2006.12.11 今までの資産を使いまわす 【SAW3】

                     

評価:3

■ヒトコト感想
今までの流れから比較するとずいぶん雰囲気が異なっている。相変わらず拷問道具のような仕掛けには驚かされる。本作はそれがあるがゆえにSAWという雰囲気をだしてはいるが、それ以外は今までの資産を使いまわしにしているように感じられた。強烈な印象を残す殺人シーンに比べて圧倒的なトリックや仕掛けがない。ゲーム的な面白さも少しトーンダウンしているような気がした。今まででは謎であった部分をこの3ですべて明らかにして観客にすっきりとしてもらうつもりか。しかしこれは1と2を見ていることが前提で、3から見た人にはまったく意味がわからないだろう。衝撃度で言えば明らかに1,2,3の順番だ。

■ストーリー

女刑事ケリーは、小学校でおこった殺人現場に呼び出される。鎖に繋がれた死体は爆弾で飛び散っていた。死体が行方不明となっていたエリック刑事ではなかったことに、ケリーは胸をなでおろす。でも、ジグソウはもう動けないはずなのに、これらの仕掛けはいったい誰がやったのか?しかも、今までのジグソウのパターンとは違うようだ。その日の夜、ケリーは何者かに拉致され、気が付くと、どこかの地下室に監禁されていた…。新たなゲームが、スタートしたのだろうか?

■感想
なぞの殺人者ジグソウ。その正体不明感と神出鬼没な雰囲気。そして残酷なゲームが本シリーズの魅力だと思う。暗闇の中でぶれる映像、そしてざらついた映像描写。薄暗くそして不衛生な部屋で繰り広げられる殺人劇。これがある種のゲームによってもたらされており、最後にはその理由があきらかになる。今までと同じ手法なのだが、前ニ作と比べると明らかにその不思議具合と理由を明らかにされたときの印象が弱い。何故かやけに説明的な印象が残った。

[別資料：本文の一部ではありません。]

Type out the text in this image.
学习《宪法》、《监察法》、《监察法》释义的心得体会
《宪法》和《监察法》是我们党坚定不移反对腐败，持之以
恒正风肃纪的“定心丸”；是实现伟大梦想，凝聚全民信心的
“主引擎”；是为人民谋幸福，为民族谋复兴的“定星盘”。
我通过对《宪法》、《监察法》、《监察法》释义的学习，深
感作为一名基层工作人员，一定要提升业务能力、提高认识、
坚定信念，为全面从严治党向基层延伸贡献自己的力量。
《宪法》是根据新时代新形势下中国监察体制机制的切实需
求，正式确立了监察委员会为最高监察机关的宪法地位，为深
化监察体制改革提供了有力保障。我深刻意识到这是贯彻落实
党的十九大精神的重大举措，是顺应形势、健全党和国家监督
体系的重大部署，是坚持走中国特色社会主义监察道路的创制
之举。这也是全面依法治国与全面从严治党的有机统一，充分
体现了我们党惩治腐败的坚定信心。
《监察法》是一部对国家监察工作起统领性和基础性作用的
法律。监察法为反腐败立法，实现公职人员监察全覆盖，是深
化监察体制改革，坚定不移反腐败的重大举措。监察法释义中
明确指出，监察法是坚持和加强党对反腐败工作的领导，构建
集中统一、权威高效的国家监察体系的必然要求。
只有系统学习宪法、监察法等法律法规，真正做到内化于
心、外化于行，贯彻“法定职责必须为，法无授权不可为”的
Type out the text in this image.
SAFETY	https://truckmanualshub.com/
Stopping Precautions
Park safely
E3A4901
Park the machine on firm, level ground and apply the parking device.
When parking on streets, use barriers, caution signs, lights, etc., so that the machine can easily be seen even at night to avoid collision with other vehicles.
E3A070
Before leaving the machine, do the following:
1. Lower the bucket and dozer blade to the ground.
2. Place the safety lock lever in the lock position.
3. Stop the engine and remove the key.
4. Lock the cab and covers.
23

哲学的な雰囲気もだしていたジグソウがここへくるとただの老人にしか思えなかった。圧倒的な存在感もなければ、邪悪な雰囲気もない。何か人に対して
復讐は無意味だと諭す牧師のようにさえ見えてしまった。全体をとおしてこのジグソウのキャラクターがすべての鍵を握っているはずなのに本作のような雰囲気だと全体のトーンがずいぶんと様変わりことがわかった。

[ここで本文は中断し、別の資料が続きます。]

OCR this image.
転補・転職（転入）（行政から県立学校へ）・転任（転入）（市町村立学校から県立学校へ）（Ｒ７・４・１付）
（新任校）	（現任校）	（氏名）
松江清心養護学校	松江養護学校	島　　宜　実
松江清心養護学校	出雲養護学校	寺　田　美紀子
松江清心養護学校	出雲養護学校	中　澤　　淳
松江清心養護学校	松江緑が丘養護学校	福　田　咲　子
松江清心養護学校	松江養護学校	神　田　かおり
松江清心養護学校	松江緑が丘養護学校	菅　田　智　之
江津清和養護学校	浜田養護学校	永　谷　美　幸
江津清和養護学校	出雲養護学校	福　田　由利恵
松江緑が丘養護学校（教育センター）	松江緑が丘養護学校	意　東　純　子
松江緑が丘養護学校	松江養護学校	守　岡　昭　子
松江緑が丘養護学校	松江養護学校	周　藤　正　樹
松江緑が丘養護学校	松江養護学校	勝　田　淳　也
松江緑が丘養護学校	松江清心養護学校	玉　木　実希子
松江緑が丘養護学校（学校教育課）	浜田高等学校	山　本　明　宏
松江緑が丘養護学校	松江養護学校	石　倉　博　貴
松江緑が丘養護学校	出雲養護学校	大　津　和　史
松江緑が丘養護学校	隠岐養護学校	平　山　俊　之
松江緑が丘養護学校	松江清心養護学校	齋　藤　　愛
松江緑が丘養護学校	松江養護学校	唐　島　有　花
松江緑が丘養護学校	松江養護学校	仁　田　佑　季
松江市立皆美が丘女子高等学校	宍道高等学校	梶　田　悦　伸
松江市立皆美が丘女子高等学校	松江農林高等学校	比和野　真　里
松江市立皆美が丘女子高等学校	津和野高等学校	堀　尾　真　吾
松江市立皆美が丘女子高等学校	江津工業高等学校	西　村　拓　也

SAW1、2で解明されなかった細かな部分を懇切丁寧に説明してくれる。確かに作品のバックグラウンドが判るのは良いことなのかもしれない。しかし、それがメインのようになってしまい、SAW独特の何が何だかわからない理不尽な展開での殺人が起こり、そしてその理由がゆっくりと語られる。そんな雰囲気を期待していた。

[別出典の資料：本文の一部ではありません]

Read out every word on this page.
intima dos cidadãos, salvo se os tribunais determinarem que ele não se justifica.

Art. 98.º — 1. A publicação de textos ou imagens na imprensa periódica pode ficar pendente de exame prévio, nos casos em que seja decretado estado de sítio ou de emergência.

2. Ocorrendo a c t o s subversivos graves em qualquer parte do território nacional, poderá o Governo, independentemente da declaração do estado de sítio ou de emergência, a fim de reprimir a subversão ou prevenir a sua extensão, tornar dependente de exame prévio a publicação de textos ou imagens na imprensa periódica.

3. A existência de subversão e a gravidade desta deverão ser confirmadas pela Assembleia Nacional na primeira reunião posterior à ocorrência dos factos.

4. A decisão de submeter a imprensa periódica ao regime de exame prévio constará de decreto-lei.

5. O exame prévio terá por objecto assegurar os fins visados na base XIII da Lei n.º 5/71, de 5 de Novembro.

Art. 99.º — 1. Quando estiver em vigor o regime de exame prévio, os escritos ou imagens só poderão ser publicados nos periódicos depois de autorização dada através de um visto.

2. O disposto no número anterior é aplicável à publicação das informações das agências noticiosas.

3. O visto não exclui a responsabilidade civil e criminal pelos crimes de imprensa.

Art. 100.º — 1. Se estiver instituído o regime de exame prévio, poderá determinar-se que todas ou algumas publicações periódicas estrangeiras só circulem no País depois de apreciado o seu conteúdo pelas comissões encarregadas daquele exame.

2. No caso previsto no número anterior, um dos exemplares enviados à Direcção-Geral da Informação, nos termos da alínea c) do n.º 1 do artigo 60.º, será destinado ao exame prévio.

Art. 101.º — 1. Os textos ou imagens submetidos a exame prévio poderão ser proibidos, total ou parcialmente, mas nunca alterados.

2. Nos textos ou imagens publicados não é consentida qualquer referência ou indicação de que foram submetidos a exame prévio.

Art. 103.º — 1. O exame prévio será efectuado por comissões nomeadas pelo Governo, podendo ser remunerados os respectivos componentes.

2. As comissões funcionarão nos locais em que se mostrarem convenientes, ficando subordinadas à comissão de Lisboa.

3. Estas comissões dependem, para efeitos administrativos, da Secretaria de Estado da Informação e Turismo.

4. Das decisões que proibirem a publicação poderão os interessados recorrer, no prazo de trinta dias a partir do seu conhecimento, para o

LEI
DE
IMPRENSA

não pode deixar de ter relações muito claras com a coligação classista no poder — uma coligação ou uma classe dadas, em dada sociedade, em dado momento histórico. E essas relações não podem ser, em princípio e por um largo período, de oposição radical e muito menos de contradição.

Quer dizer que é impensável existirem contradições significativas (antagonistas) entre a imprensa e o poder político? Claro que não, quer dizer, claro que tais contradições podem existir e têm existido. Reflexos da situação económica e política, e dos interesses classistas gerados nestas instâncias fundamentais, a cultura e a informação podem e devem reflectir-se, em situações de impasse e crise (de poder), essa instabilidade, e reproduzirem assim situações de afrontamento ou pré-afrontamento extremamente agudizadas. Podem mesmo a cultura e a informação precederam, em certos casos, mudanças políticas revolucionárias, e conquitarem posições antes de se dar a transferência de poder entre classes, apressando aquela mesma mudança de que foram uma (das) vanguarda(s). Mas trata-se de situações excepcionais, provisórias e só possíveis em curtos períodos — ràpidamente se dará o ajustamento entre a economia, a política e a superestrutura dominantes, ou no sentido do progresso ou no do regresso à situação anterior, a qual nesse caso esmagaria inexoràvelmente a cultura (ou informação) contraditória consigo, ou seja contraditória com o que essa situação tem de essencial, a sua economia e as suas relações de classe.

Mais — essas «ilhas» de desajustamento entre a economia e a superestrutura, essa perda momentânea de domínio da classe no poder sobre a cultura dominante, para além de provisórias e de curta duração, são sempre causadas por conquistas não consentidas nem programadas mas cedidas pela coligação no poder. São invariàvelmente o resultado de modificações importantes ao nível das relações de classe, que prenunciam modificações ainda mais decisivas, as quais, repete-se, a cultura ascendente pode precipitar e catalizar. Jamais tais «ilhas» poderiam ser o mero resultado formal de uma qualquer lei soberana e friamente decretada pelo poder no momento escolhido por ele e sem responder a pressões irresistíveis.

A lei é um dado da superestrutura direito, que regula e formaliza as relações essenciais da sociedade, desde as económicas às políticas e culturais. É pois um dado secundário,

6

最終的には教訓めいたことが語られてはいるが、それさえも途中で誰もが想像する展開に終始していた。最後にあっと驚くようなサプライズがまったくなかったことと、すべての裏側が最初から明らかになっていることで、不思議さで観衆の不安感を煽ることができなくなってしまう。何が起こるかわからないという緊迫感がないのが一番かもしれない。

グロテスクなシーンは多数登場するが、1,2を見ている人にはそれなりに免疫ができているだろう。